Vakit geçmiş değildir. Üzerinden bir yüzyıl geçse de geç olmayacaktır. Başbağlar katliamı tarihe kara bir sayfa olarak geçirilmelidir. Tarihin sicilleri ve kaynakları, yukarıda saydığım yazılı belgeler ve malzemedir. Sözler uçar gider, yazılar kalır. Günlük gazete, dergi yazıları kalıcı olmaz. İlle de kitap, ille de broşür, ille de yazı…

Başbağlar katliamı dosyasının faili meçhul cinayetler rafına kaldırılması (Ne rafına!.. Deposuna demek lazım…) Türkiye aydınlarının, Türkiye halkının, bilhassa Türkiye Müslümanlarının ayıbıdır, yüz karasıdır. Başbağlar dulları, Başbağlar yetimleri ne çabuk unutuldular. Onlar kin ve intikam istemiyor, adalet istiyor, adalet… Efendiler!.. Siz bu ülkede adaleti kendi beşerî, cüz’î iradelerinizle sağlamazsanız, araya Mutlak İrade girer ve belânızı bulursunuz. Öyle bir felâket ve musibetten korkunuz ki, içinizden sadece kötülerin tepesine inmez, toptan gelir.

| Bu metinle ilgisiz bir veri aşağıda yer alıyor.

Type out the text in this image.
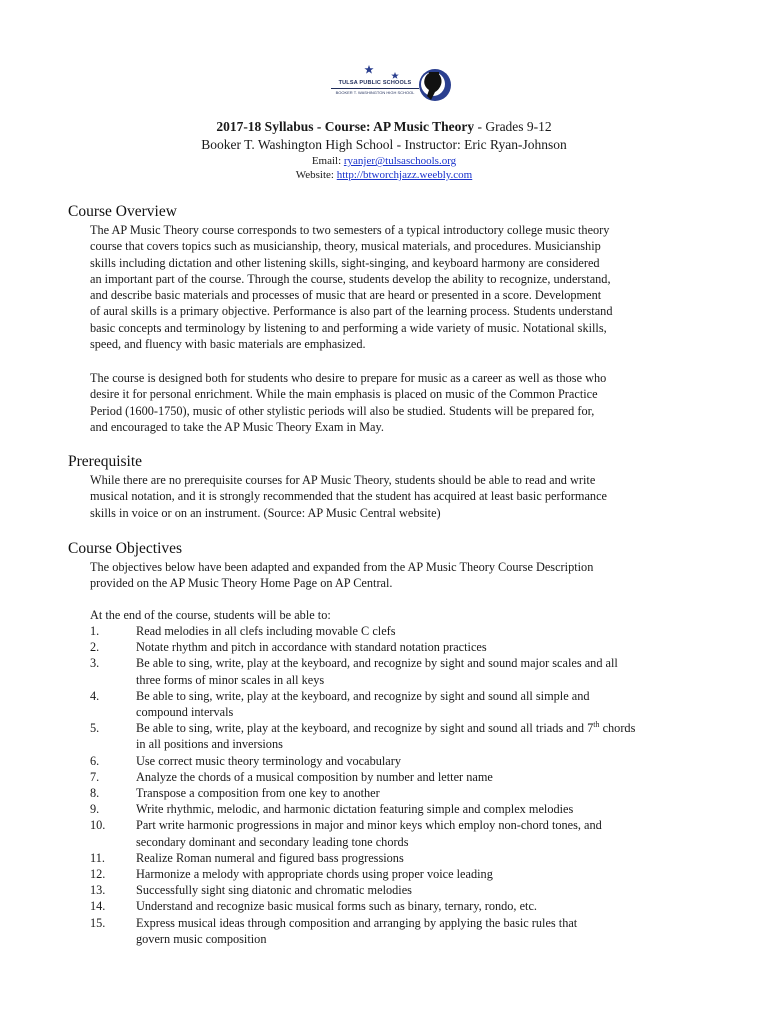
TULSA PUBLIC SCHOOLS
BOOKER T. WASHINGTON HIGH SCHOOL
2017-18 Syllabus - Course: AP Music Theory - Grades 9-12
Booker T. Washington High School - Instructor: Eric Ryan-Johnson
Email: ryanjer@tulsaschools.org
Website: http://btworchjazz.weebly.com
Course Overview
The AP Music Theory course corresponds to two semesters of a typical introductory college music theory
course that covers topics such as musicianship, theory, musical materials, and procedures. Musicianship
skills including dictation and other listening skills, sight-singing, and keyboard harmony are considered
an important part of the course. Through the course, students develop the ability to recognize, understand,
and describe basic materials and processes of music that are heard or presented in a score. Development
of aural skills is a primary objective. Performance is also part of the learning process. Students understand
basic concepts and terminology by listening to and performing a wide variety of music. Notational skills,
speed, and fluency with basic materials are emphasized.
The course is designed both for students who desire to prepare for music as a career as well as those who
desire it for personal enrichment. While the main emphasis is placed on music of the Common Practice
Period (1600-1750), music of other stylistic periods will also be studied. Students will be prepared for,
and encouraged to take the AP Music Theory Exam in May.
Prerequisite
While there are no prerequisite courses for AP Music Theory, students should be able to read and write
musical notation, and it is strongly recommended that the student has acquired at least basic performance
skills in voice or on an instrument. (Source: AP Music Central website)
Course Objectives
The objectives below have been adapted and expanded from the AP Music Theory Course Description
provided on the AP Music Theory Home Page on AP Central.
At the end of the course, students will be able to:
1.	Read melodies in all clefs including movable C clefs
2.	Notate rhythm and pitch in accordance with standard notation practices
3.	Be able to sing, write, play at the keyboard, and recognize by sight and sound major scales and all
three forms of minor scales in all keys
4.	Be able to sing, write, play at the keyboard, and recognize by sight and sound all simple and
compound intervals
5.	Be able to sing, write, play at the keyboard, and recognize by sight and sound all triads and 7th chords
in all positions and inversions
6.	Use correct music theory terminology and vocabulary
7.	Analyze the chords of a musical composition by number and letter name
8.	Transpose a composition from one key to another
9.	Write rhythmic, melodic, and harmonic dictation featuring simple and complex melodies
10. Part write harmonic progressions in major and minor keys which employ non-chord tones, and
secondary dominant and secondary leading tone chords
11.	Realize Roman numeral and figured bass progressions
12. Harmonize a melody with appropriate chords using proper voice leading
13. Successfully sight sing diatonic and chromatic melodies
14. Understand and recognize basic musical forms such as binary, ternary, rondo, etc.
15. Express musical ideas through composition and arranging by applying the basic rules that
govern music composition
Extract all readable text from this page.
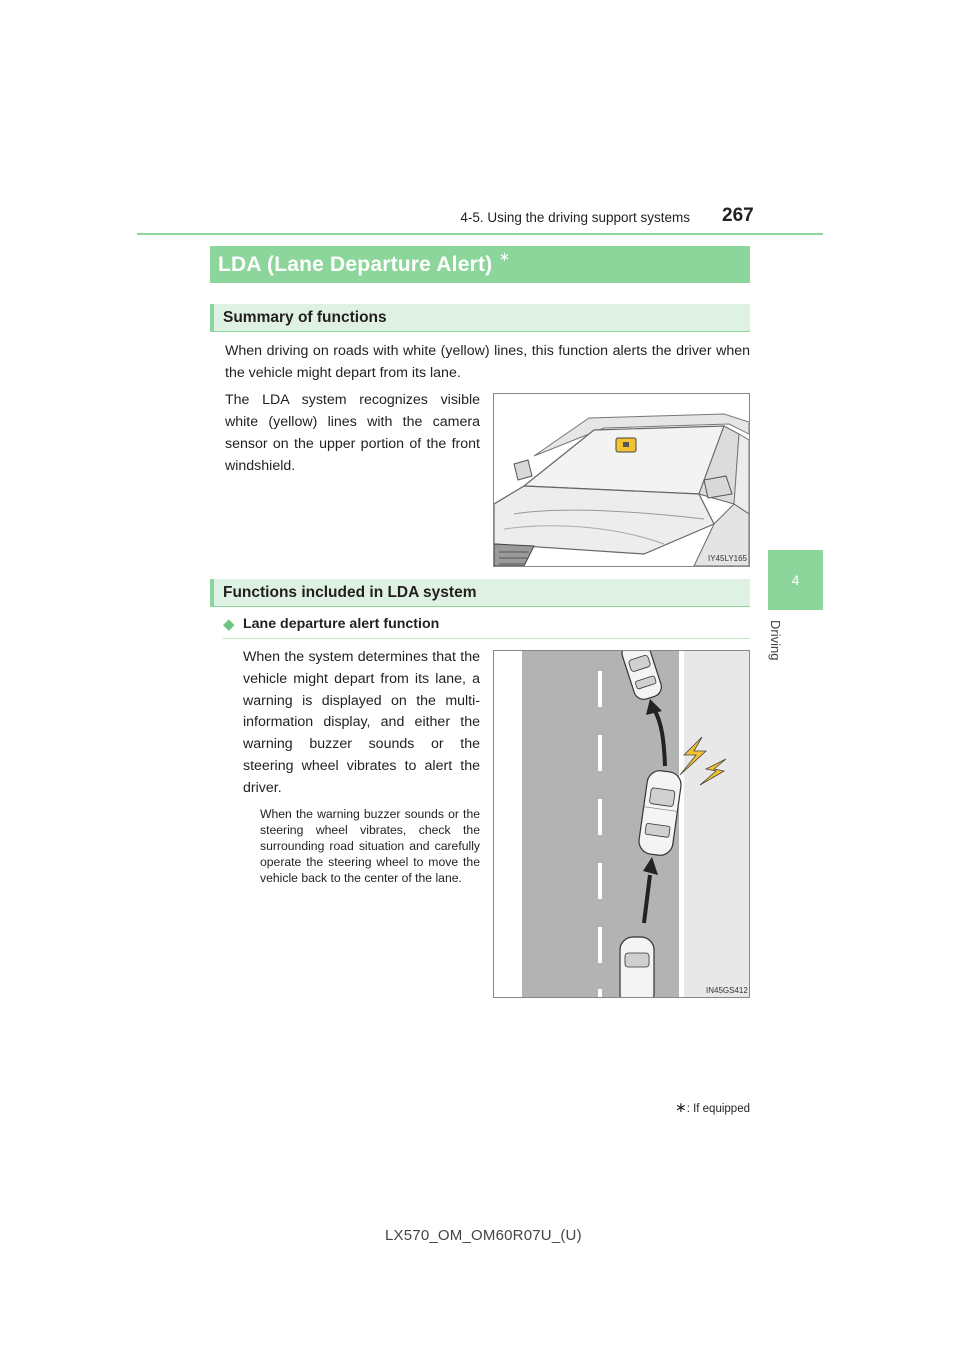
4-5. Using the driving support systems 267
4
Driving
LDA (Lane Departure Alert) ∗
Summary of functions

When driving on roads with white (yellow) lines, this function alerts the driver when the vehicle might depart from its lane.

The LDA system recognizes visible white (yellow) lines with the camera sensor on the upper portion of the front windshield.

IY45LY165
Functions included in LDA system
◆ Lane departure alert function

When the system determines that the vehicle might depart from its lane, a warning is displayed on the multi-information display, and either the warning buzzer sounds or the steering wheel vibrates to alert the driver.

When the warning buzzer sounds or the steering wheel vibrates, check the surrounding road situation and carefully operate the steering wheel to move the vehicle back to the center of the lane.

IN45GS412
∗: If equipped
LX570_OM_OM60R07U_(U)
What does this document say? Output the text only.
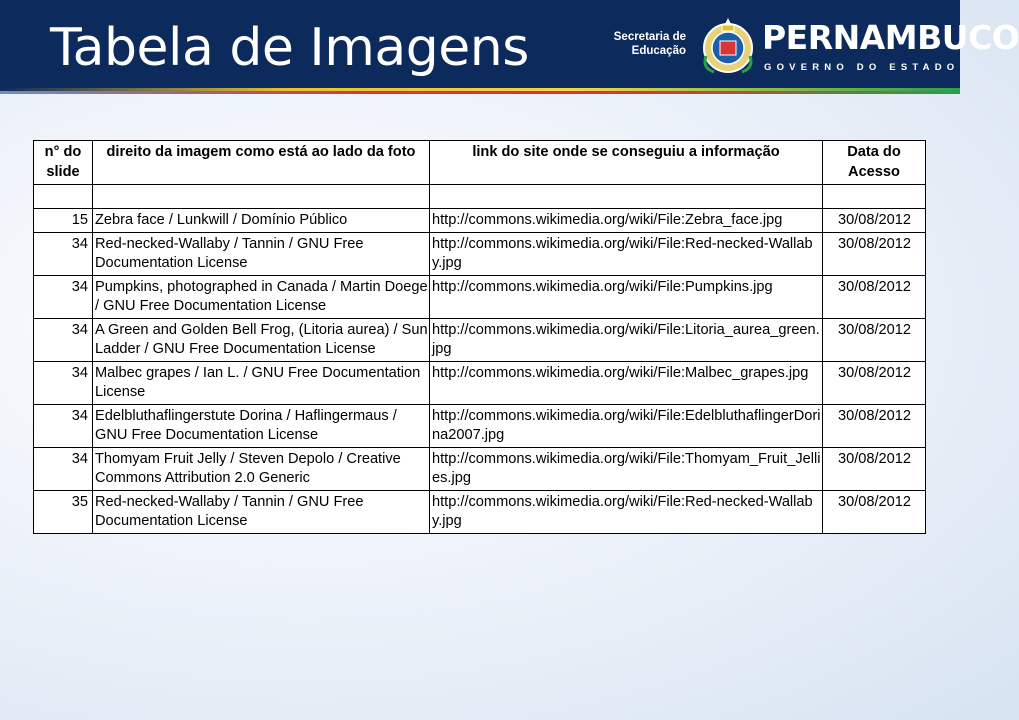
Tabela de Imagens	Secretaria de
Educação PERNAMBUCO
GOVERNO DO ESTADO
n° do slide	direito da imagem como está ao lado da foto	link do site onde se conseguiu a informação	Data do Acesso

15	Zebra face / Lunkwill / Domínio Público	http://commons.wikimedia.org/wiki/File:Zebra_face.jpg	30/08/2012
34	Red-necked-Wallaby / Tannin / GNU Free Documentation License	http://commons.wikimedia.org/wiki/File:Red-necked-Wallaby.jpg	30/08/2012
34	Pumpkins, photographed in Canada / Martin Doege / GNU Free Documentation License	http://commons.wikimedia.org/wiki/File:Pumpkins.jpg	30/08/2012
34	A Green and Golden Bell Frog, (Litoria aurea) / Sun Ladder / GNU Free Documentation License	http://commons.wikimedia.org/wiki/File:Litoria_aurea_green.jpg	30/08/2012
34	Malbec grapes / Ian L. / GNU Free Documentation License	http://commons.wikimedia.org/wiki/File:Malbec_grapes.jpg	30/08/2012
34	Edelbluthaflingerstute Dorina / Haflingermaus / GNU Free Documentation License	http://commons.wikimedia.org/wiki/File:EdelbluthaflingerDorina2007.jpg	30/08/2012
34	Thomyam Fruit Jelly / Steven Depolo / Creative Commons Attribution 2.0 Generic	http://commons.wikimedia.org/wiki/File:Thomyam_Fruit_Jellies.jpg	30/08/2012
35	Red-necked-Wallaby / Tannin / GNU Free Documentation License	http://commons.wikimedia.org/wiki/File:Red-necked-Wallaby.jpg	30/08/2012
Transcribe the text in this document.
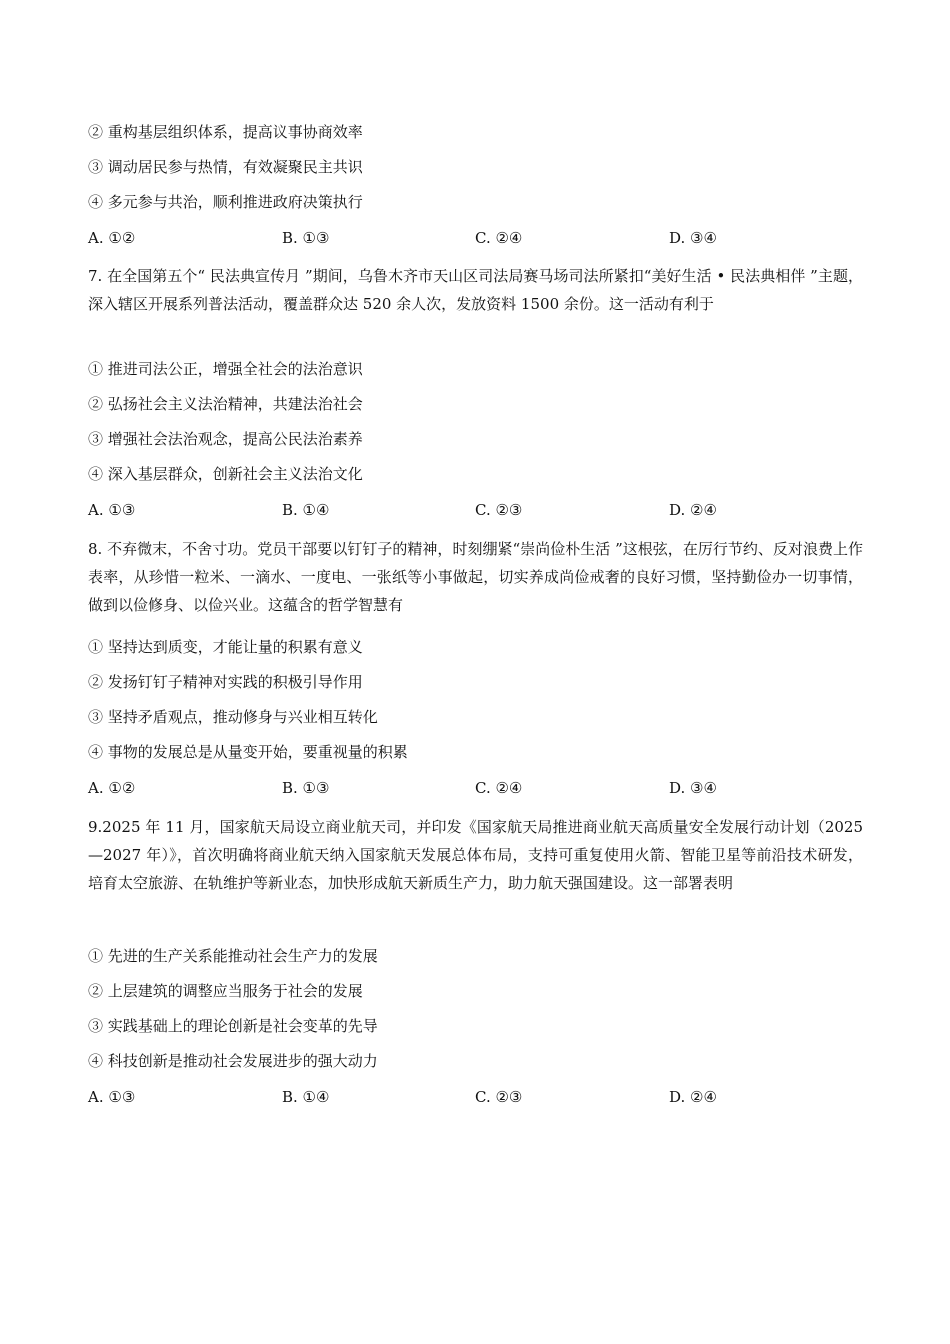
② 重构基层组织体系，提高议事协商效率
③ 调动居民参与热情，有效凝聚民主共识
④ 多元参与共治，顺利推进政府决策执行
A. ①②	B. ①③	C. ②④	D. ③④
7. 在全国第五个“ 民法典宣传月 ”期间，乌鲁木齐市天山区司法局赛马场司法所紧扣“美好生活 • 民法典相伴 ”主题，深入辖区开展系列普法活动，覆盖群众达 520 余人次，发放资料 1500 余份。这一活动有利于
① 推进司法公正，增强全社会的法治意识
② 弘扬社会主义法治精神，共建法治社会
③ 增强社会法治观念，提高公民法治素养
④ 深入基层群众，创新社会主义法治文化
A. ①③	B. ①④	C. ②③	D. ②④
8. 不弃微末，不舍寸功。党员干部要以钉钉子的精神，时刻绷紧“崇尚俭朴生活 ”这根弦，在厉行节约、反对浪费上作表率，从珍惜一粒米、一滴水、一度电、一张纸等小事做起，切实养成尚俭戒奢的良好习惯，坚持勤俭办一切事情，做到以俭修身、以俭兴业。这蕴含的哲学智慧有
① 坚持达到质变，才能让量的积累有意义
② 发扬钉钉子精神对实践的积极引导作用
③ 坚持矛盾观点，推动修身与兴业相互转化
④ 事物的发展总是从量变开始，要重视量的积累
A. ①②	B. ①③	C. ②④	D. ③④
9.2025 年 11 月，国家航天局设立商业航天司，并印发《国家航天局推进商业航天高质量安全发展行动计划（2025—2027 年）》，首次明确将商业航天纳入国家航天发展总体布局，支持可重复使用火箭、智能卫星等前沿技术研发，培育太空旅游、在轨维护等新业态，加快形成航天新质生产力，助力航天强国建设。这一部署表明
① 先进的生产关系能推动社会生产力的发展
② 上层建筑的调整应当服务于社会的发展
③ 实践基础上的理论创新是社会变革的先导
④ 科技创新是推动社会发展进步的强大动力
A. ①③	B. ①④	C. ②③	D. ②④
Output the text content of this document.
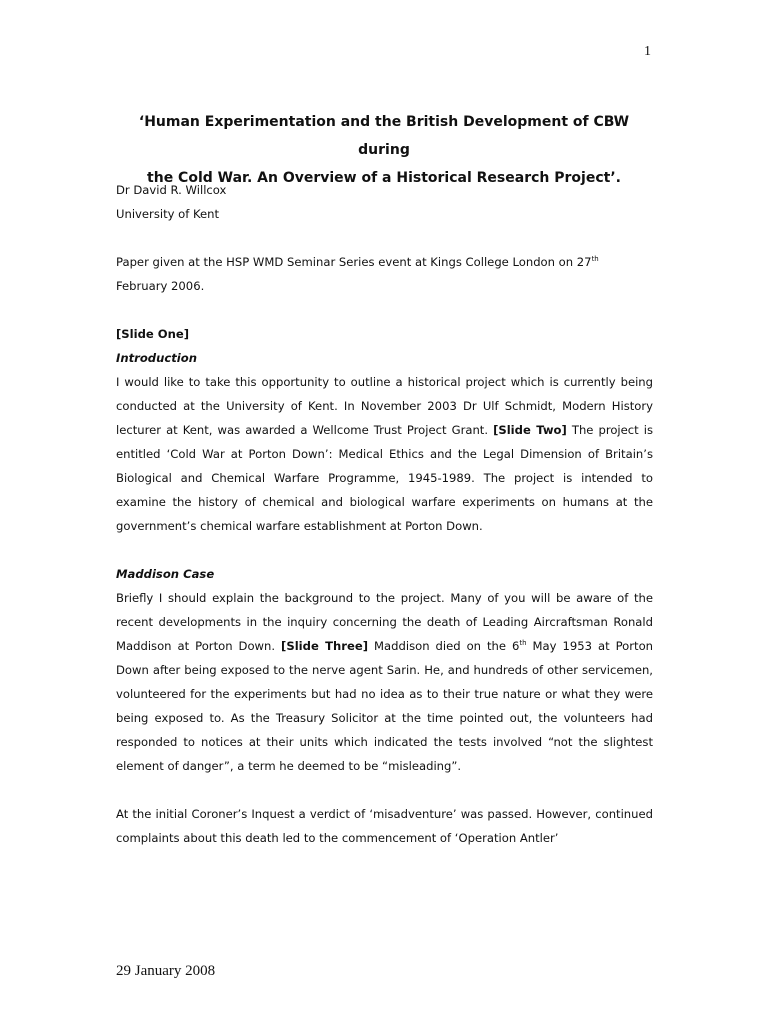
1
‘Human Experimentation and the British Development of CBW during
the Cold War. An Overview of a Historical Research Project’.

Dr David R. Willcox

University of Kent

Paper given at the HSP WMD Seminar Series event at Kings College London on 27th
February 2006.

[Slide One]

Introduction

I would like to take this opportunity to outline a historical project which is currently being conducted at the University of Kent. In November 2003 Dr Ulf Schmidt, Modern History lecturer at Kent, was awarded a Wellcome Trust Project Grant. [Slide Two] The project is entitled ‘Cold War at Porton Down’: Medical Ethics and the Legal Dimension of Britain’s Biological and Chemical Warfare Programme, 1945-1989. The project is intended to examine the history of chemical and biological warfare experiments on humans at the government’s chemical warfare establishment at Porton Down.

Maddison Case

Briefly I should explain the background to the project. Many of you will be aware of the recent developments in the inquiry concerning the death of Leading Aircraftsman Ronald Maddison at Porton Down. [Slide Three] Maddison died on the 6th May 1953 at Porton Down after being exposed to the nerve agent Sarin. He, and hundreds of other servicemen, volunteered for the experiments but had no idea as to their true nature or what they were being exposed to. As the Treasury Solicitor at the time pointed out, the volunteers had responded to notices at their units which indicated the tests involved “not the slightest element of danger”, a term he deemed to be “misleading”.

At the initial Coroner’s Inquest a verdict of ‘misadventure’ was passed. However, continued complaints about this death led to the commencement of ‘Operation Antler’

29 January 2008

Başbağlar katliamı hakkında kitap çıkartılmalı demiştim. Şimdiye kadar yazılan yazıları bir araya getirip kütük gibi bir kitap yayınlamakla iş bitmez. Çok tesirli, okunabilecek hacimde, tertibi ve üslubu çok güzel ve tesirli kitaplar gerekir bu iş için. Adına Kara Kitap denir veya başka dikkat çekici bir isim bulunur. Sivas hadiselerinin, Başbağlar katliamının provokasyon, tertip olduğuna dair belgeler, sağlam bilgiler, ipuçları bulunmalıdır. Bu provokasyonları hangi kara güçlerin, şer mihraklarının hazırladığı araştırılmalıdır. Onlar yakın tarihimizde PKK savaşını da uzatmışlar, bitirtmemişler ve bu kirli savaşın gölgesinde milyarlarca dolar götürmüşlerdi.

Onlar bu memlekette Türklerle Kürtlerin, Sünnîlerle Alevîlerin, dindarlarla dindar olmayanların arasında sal barış ve millî uzlaşma olmasını istemiyorlar.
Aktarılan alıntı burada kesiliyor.